对付流匪,必然是要见血的,而请苏长青出手的代价,可不止是给他成本价供应八珍汤,苏长青需要一半的战利品!
至于能否对付这一伙流匪,混到来卧牛镇这种小地方为祸的,就算有实力,应该也在应付的范畴内!
这令周怀略微犹豫,但看着平静无波的苏长青,周怀一咬牙“好!若成功将这群流匪剿灭,战利品可以分牛先生一半!”
说到底都还未剿灭这群流匪,若苏长青真能助他们将流匪剿灭,那分给他一半战利品也能接受。
“成交。”
苏长青头套下的脸露出一抹笑容,与周怀达成了约定。
“两日后的子时,请牛先生到卧牛镇镇北边的枫叶林与我们汇合。”
而周怀随后与苏长青约定了汇合的地点,苏长青对此应了下来。
双方交谈一番,定下约定,便各自告辞离开。
“唉……希望这位牛先生真能帮到我们,那群流匪可不简单,之前洗劫了有武者坐镇的豪绅,其中肯定有武者,而我们民兵团……素质比普通人也强不了多少。”
周怀一边离去,一边暗暗担忧。
所谓的民兵团,根本不算正规军,其中的民兵,实际上就是一群普通的农民,平日里照常耕种农作,只偶尔会抽调训练个几天,装备、素质都是没眼看,说是乌合之众也不为过,能算作战斗力的也就少数的那么一些!
周怀也只能寄希望于这位‘牛先生’真有传言中的实力了!
“那就等两日后去会会那些流匪吧。”
而苏长青倒是心中没有多少波澜,一切见机行事就是了,他回到家中,便上床休息,第二日一早,照常进山打柴、修行。
两日时间一晃而过。
深夜子时,圆月高悬,让黑夜中的万物都披上了一层银纱。
而此刻卧牛镇北面的枫叶林外,则聚集了三十多人。
这些人大多身材都普普通通,有的还面黄肌瘦,似是营养不良,与田地里的老百姓没有任何区别,他们的装备也很差,穿着的并非什么盔甲,而只是以棉布缝制,有甲钉的绵甲。
这伙人便是卧牛镇的民兵。
“真……真要与那些强人厮杀?我家里妻儿还需要我养啊……”
“我应招当民兵就是想免些税……我不想死啊!”
众民兵心中忐忑不安,个个都面色发白,他们都是卧牛镇或是附近村庄的平民百姓,为了免除徭役和一点赋税,才愿意当民兵,平日里都是务农,训练都没几天,得知要真刀真枪的与流匪厮杀,这无疑让他们惴惴不安!

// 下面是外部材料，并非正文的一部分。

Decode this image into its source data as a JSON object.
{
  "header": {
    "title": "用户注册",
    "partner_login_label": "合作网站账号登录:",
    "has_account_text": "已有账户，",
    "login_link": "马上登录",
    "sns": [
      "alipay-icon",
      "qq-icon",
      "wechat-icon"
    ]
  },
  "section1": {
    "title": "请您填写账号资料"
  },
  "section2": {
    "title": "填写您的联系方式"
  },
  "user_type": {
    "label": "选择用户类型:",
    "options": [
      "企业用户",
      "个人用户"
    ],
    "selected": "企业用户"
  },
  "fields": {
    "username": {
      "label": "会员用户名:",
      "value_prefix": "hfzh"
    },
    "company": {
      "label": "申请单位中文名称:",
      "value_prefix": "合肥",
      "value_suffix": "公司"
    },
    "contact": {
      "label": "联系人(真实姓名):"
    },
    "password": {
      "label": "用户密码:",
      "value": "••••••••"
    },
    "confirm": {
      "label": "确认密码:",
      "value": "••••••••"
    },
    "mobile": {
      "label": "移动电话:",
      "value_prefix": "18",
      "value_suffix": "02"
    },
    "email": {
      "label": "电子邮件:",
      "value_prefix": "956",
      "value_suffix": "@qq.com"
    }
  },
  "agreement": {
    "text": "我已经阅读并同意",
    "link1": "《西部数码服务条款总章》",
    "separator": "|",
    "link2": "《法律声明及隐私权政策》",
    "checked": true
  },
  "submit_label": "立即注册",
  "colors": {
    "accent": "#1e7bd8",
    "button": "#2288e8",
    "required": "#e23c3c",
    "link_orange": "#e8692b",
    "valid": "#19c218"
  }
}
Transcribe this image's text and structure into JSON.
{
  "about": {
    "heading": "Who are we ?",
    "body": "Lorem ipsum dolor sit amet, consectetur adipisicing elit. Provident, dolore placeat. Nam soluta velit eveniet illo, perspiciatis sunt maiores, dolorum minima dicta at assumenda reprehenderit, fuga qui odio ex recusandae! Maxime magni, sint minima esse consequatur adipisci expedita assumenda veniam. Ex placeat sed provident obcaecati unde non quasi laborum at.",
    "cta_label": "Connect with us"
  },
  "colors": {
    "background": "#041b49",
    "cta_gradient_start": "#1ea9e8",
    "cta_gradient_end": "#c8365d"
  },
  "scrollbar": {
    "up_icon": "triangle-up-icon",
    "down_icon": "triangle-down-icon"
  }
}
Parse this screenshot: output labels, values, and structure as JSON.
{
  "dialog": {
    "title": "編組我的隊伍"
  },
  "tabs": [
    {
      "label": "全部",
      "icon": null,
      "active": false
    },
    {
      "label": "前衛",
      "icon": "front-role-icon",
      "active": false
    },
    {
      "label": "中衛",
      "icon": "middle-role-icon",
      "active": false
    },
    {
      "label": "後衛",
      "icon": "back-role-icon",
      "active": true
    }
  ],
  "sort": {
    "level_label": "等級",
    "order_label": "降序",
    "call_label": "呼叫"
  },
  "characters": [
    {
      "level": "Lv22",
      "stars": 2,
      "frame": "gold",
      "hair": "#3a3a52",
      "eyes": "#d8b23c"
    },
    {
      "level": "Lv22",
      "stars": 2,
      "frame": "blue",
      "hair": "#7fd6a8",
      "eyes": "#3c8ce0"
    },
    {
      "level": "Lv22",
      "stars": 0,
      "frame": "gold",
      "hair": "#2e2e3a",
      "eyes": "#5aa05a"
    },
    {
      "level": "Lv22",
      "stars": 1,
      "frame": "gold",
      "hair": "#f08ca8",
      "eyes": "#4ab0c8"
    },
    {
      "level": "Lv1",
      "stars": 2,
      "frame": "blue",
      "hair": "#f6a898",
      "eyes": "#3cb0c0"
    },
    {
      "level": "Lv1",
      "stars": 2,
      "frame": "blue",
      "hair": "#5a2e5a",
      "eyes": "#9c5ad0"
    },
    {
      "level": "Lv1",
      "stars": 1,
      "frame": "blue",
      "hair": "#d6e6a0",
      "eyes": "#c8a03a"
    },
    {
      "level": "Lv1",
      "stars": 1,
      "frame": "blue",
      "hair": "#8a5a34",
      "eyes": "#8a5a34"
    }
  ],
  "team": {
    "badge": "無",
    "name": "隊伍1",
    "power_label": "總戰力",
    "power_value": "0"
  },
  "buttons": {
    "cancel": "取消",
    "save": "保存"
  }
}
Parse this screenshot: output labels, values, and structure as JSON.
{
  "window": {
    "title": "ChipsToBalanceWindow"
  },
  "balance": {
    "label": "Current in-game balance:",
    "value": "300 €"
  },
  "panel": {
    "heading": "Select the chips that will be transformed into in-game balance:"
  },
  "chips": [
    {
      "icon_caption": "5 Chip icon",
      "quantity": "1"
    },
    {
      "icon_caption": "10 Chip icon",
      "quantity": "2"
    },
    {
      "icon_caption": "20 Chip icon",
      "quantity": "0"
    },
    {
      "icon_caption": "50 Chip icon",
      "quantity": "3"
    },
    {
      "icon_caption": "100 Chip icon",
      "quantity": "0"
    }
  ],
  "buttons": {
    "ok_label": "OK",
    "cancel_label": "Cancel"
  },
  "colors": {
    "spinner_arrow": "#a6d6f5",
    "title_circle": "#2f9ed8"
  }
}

周怀穿着一套嵌镶着金属铁片的甲胄,注意到这一幕也暗暗无奈,他作为团长对这些民兵的素质也是心里门清,否则也不会想着找外援。
“来了!”
周怀忽然耳朵一动,似有所觉,抬头看去,看到不远处的黑暗中,一个身材高大的黑衣蒙面人缓步而来。
来者,自然便是如约抵达的苏长青。
“周大人。”
苏长青对周怀点了点头。
见到众民兵迷茫、警惕的眼神,周怀一脸振奋的道“给大家介绍一下,这位是咱们卧牛镇一带的第一高手‘牛先生’,之前老虎帮的陈飞虎,就是被牛先生所击毙,他会助我们剿灭那些流匪!”
“之前老虎帮被灭了,听说就是牛先生所为!”
“太好了,没想到周大人能请到这位牛先生!”
此话一出,让众人也为之一惊,随即兴奋的交头接耳了起来,他们之中也有人听说过‘牛先生’的名头,这位既然是自己一方的人,那今日剿匪就安全的多了。
见到这一幕,周怀也暗暗点头,他随即趁热打铁的道“出发吧,天亮前完成任务!”
“是!”
一行三十多人,在周怀的带领下,浩浩荡荡的向着镇北的虎山涧中而去。
虎山涧,此地是距离卧牛镇一二十里的一座荒山,根据周怀得到的情报,那伙流匪就躲藏在虎山涧之中。
夜深人静,虎山涧内也一片寂静,只偶尔有虫鸣鸟叫声响起。
此刻在虎山涧深处的一片树林中,一座火堆边,正围坐着三个人影。
这三人相貌各异,但皆是气质凶悍。
“大哥,我们真要去投靠那黄天王?”
三人中,一个气质阴冷的男子眉头微蹙的道。
黄天王,为近年来大风县境内最大的一支起义军的头领,据传武功深不可测,聚拢了一帮绿林人士,颇为势大。
“嗯,我们三兄弟如今积累些名气、资本,到时候前去投靠黄天王,也能更得看重。”
为首之人,是一看起来三四十岁,相貌儒雅的男子,他颔首道,眼中有一丝期望。